ARTUR DE AZEVEDO
SÃO LUÍS-MA
= 1855-1908
A Melhor Vingança
O Vieirinha namorou durante dois anos a Xandoca; mas o pai dele, quando
soube do namoro, fez intervir a sua autoridade paterna.
- A rapariga não tem eira nem beira, meu rapaz; o pai é um simples
empregado público que mal ganha para sustentar a família! Foge dela antes que
as coisas assumam proporções maiores, porque, se te casares com essa moça, não
contes absolutamente comigo - faze de conta que morri, e morri sem te deixar
vintém. Tu és bonito, inteligente, e tens a ventura de ser meu filho; podes
fazer um bom casamento.
Não sei se o Víeirinha gostava deveras da Xandoca; só sei que depois
dessa observação do Comendador Vieira nunca mais passou pela Rua Francisco
Eugênio, onde a rapariga todas as tardes o esperava com um sorriso nos lábios e
o coração a palpitar de esperança e de amor.
O brusco desaparecimento do moço fez com que ela sofresse muito, pois
que já se considerava noiva, e era tida como tal por toda a vizinhança; faltava
apenas o pedido oficial.
Entretanto, Xandoca, passado algum tempo, começou a consolar-se, porque
outro homem, se bem que menos jovem, menos bonito e menos elegante que o
Vieirinha, entrou a requestá-la seriamente, e não tardou a oferecer-lhe o seu
nome. Pouco tempo depois estavam casados.
Dir-se-ia que Xandoca foi uma boa fada que entrou em casa desse homem.
Logo que ele se casou, o seu estabelecimento comercial entrou num maravilhoso
período de prosperidade.

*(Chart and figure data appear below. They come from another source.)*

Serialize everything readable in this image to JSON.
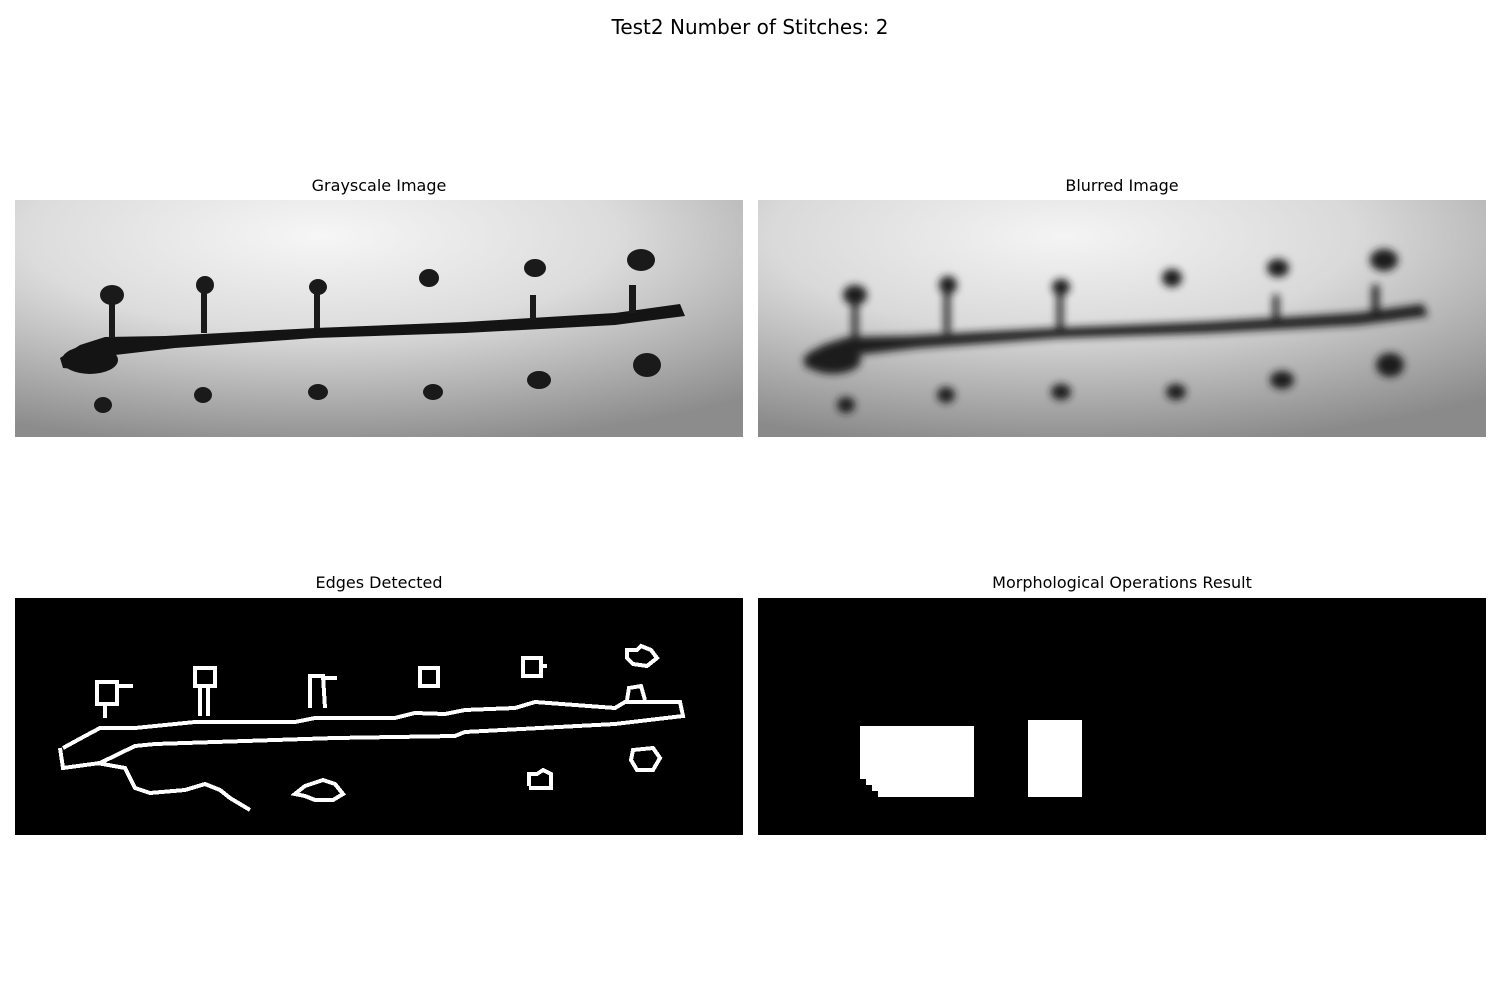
{
  "figure": {
    "title": "Test2 Number of Stitches: 2"
  },
  "panels": [
    {
      "title": "Grayscale Image",
      "kind": "grayscale"
    },
    {
      "title": "Blurred Image",
      "kind": "blurred"
    },
    {
      "title": "Edges Detected",
      "kind": "edges"
    },
    {
      "title": "Morphological Operations Result",
      "kind": "morphology"
    }
  ],
  "colors": {
    "background": "#ffffff",
    "mask_background": "#000000",
    "mask_foreground": "#ffffff"
  }
}
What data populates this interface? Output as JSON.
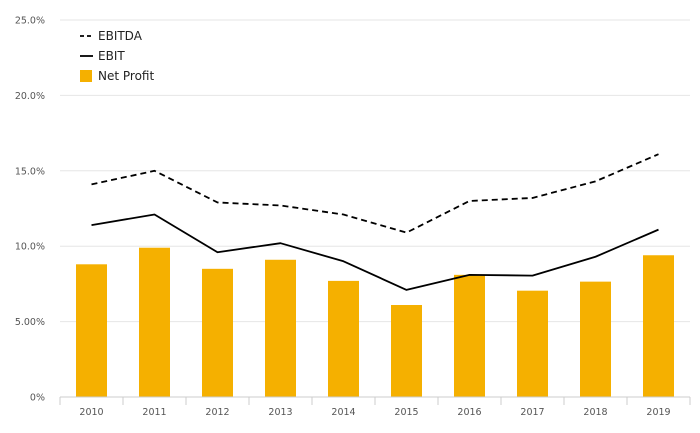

Em pouco mais de dois anos, Cardoso - era esse o seu
nome - estava rico; e era um dos negociantes mais considerados e mais adulados
da praça do Rio de Janeiro.
Ele e Xandoca amavam-se e viviam na mais perfeita harmonia, gozando, sem
ostentação, os seus haveres e de vez em quando correndo mundo.
Uma tarde em que D. Alexandrina (já ninguém a chamava Xandoca) estava à
janela do seu palacete, em companhia do marido, viu passar na rua um bêbedo
maltrapilho, que servia de divertimento aos garotos, e reconheceu, surpresa,
que o desgraçado era o Víeirinha.
Ficou tão comovida, que o Cardoso suspeitou, naturalmente, que ela
conhecesse o pobre-diabo, e interrogou-a neste sentido.

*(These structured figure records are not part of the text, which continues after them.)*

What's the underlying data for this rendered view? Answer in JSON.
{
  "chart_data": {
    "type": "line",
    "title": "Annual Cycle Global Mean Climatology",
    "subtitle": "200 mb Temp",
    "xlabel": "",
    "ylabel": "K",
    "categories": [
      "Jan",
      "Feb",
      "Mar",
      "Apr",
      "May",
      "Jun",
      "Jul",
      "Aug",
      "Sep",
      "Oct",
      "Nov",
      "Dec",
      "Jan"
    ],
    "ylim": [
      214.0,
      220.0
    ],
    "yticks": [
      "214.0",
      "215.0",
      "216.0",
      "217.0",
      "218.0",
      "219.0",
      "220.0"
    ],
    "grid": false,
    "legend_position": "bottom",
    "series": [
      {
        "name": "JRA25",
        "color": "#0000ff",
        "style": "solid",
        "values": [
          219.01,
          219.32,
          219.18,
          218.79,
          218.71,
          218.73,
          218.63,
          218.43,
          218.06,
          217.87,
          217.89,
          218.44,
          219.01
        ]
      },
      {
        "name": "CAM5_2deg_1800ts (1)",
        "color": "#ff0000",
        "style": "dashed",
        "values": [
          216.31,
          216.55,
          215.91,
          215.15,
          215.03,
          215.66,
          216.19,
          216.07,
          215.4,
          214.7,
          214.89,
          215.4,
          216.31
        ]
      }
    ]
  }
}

- Antes de nos casarmos, respondeu ela, confessei-te, com toda a
lealdade, que tinha sido namorada e noiva, ou quase noiva, de um miserável que
fugiu de mim, sem me dar a menor satisfação, para obedecer a uma intimação do
pai.
- Bem sei, o tal Víeirinha, filho do Comendador Vieira, que morreu há
três ou quatro anos, depois de ter perdido em especulações da bolsa tudo quanto
possuía.
- Pois bem - o Vieirinha ali está!
E Alexandrina apontou para o bêbado, que afinal caíra sobre a calçada, e
dormia.
- Pois, filha, disse o Cardoso, tens agora uma boa ocasião de te
vingares!
- Queres tu melhor vingança?
- Certamente, muito melhor, e, se me dás licença, agirei por ti.
- Faze o que quiseres, contanto que não lhe faças mal.
- Pelo contrário.
Quando no dia seguinte o Vieirinha despertou, estava comodamente deitado
numa cama limpa e tinha diante de si um homem de confiança do Cardoso.
- Onde estou eu?
- Não se importe. Levante-se para tomar banho!

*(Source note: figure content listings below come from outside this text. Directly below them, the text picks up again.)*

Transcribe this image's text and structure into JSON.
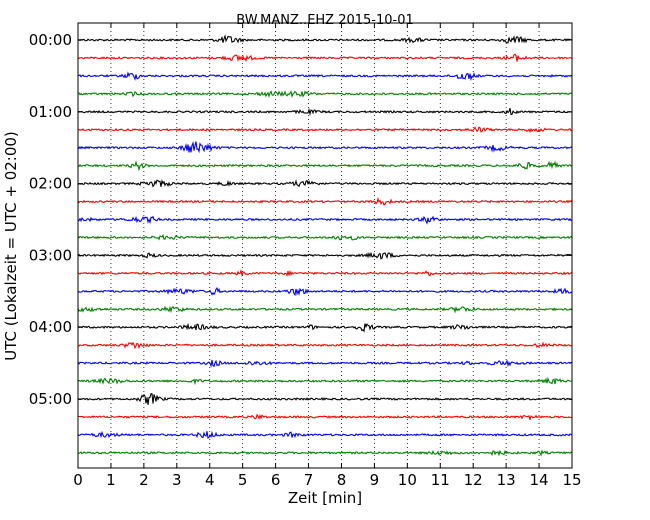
{
  "chart_data": {
    "type": "line",
    "title": "BW.MANZ..EHZ 2015-10-01",
    "xlabel": "Zeit  [min]",
    "ylabel": "UTC (Lokalzeit = UTC + 02:00)",
    "xlim": [
      0,
      15
    ],
    "xticks": [
      "0",
      "1",
      "2",
      "3",
      "4",
      "5",
      "6",
      "7",
      "8",
      "9",
      "10",
      "11",
      "12",
      "13",
      "14",
      "15"
    ],
    "yticks": [
      "00:00",
      "01:00",
      "02:00",
      "03:00",
      "04:00",
      "05:00"
    ],
    "grid": "vertical-dotted",
    "trace_interval_minutes": 15,
    "traces": [
      "00:00",
      "00:15",
      "00:30",
      "00:45",
      "01:00",
      "01:15",
      "01:30",
      "01:45",
      "02:00",
      "02:15",
      "02:30",
      "02:45",
      "03:00",
      "03:15",
      "03:30",
      "03:45",
      "04:00",
      "04:15",
      "04:30",
      "04:45",
      "05:00",
      "05:15",
      "05:30",
      "05:45"
    ],
    "colors": [
      "#000000",
      "#ff0000",
      "#0000ff",
      "#008000"
    ]
  }
}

O Vieirinha deixou-se levar como uma criança. Tomou banho, vestiu roupas
novas, foi submetido à tesoura e à navalha de um barbeiro, e almoçou como um
príncipe.
Depois de tudo isso, foi levado pelo mesmo homem a uma fábrica, onde,
por ordem do Cardoso, ficou empregado.
Antes de se retirar, o homem que o levava deu-lhe algum dinheiro e
disse-lhe:
- O senhor fica empregado nesta fábrica até o dia em que torne a beber.
- Mas a quem devo tantos benefícios?
- A uma pessoa que se compadeceu do senhor e deseja guardar o incógnito.
O Vieirinha atribuiu tudo a qualquer velho amigo do pai; deixou de
beber, tomou caminho, não é mau empregado, e há de morrer sem nunca ter sabido
que a sua regeneração foi uma vingança.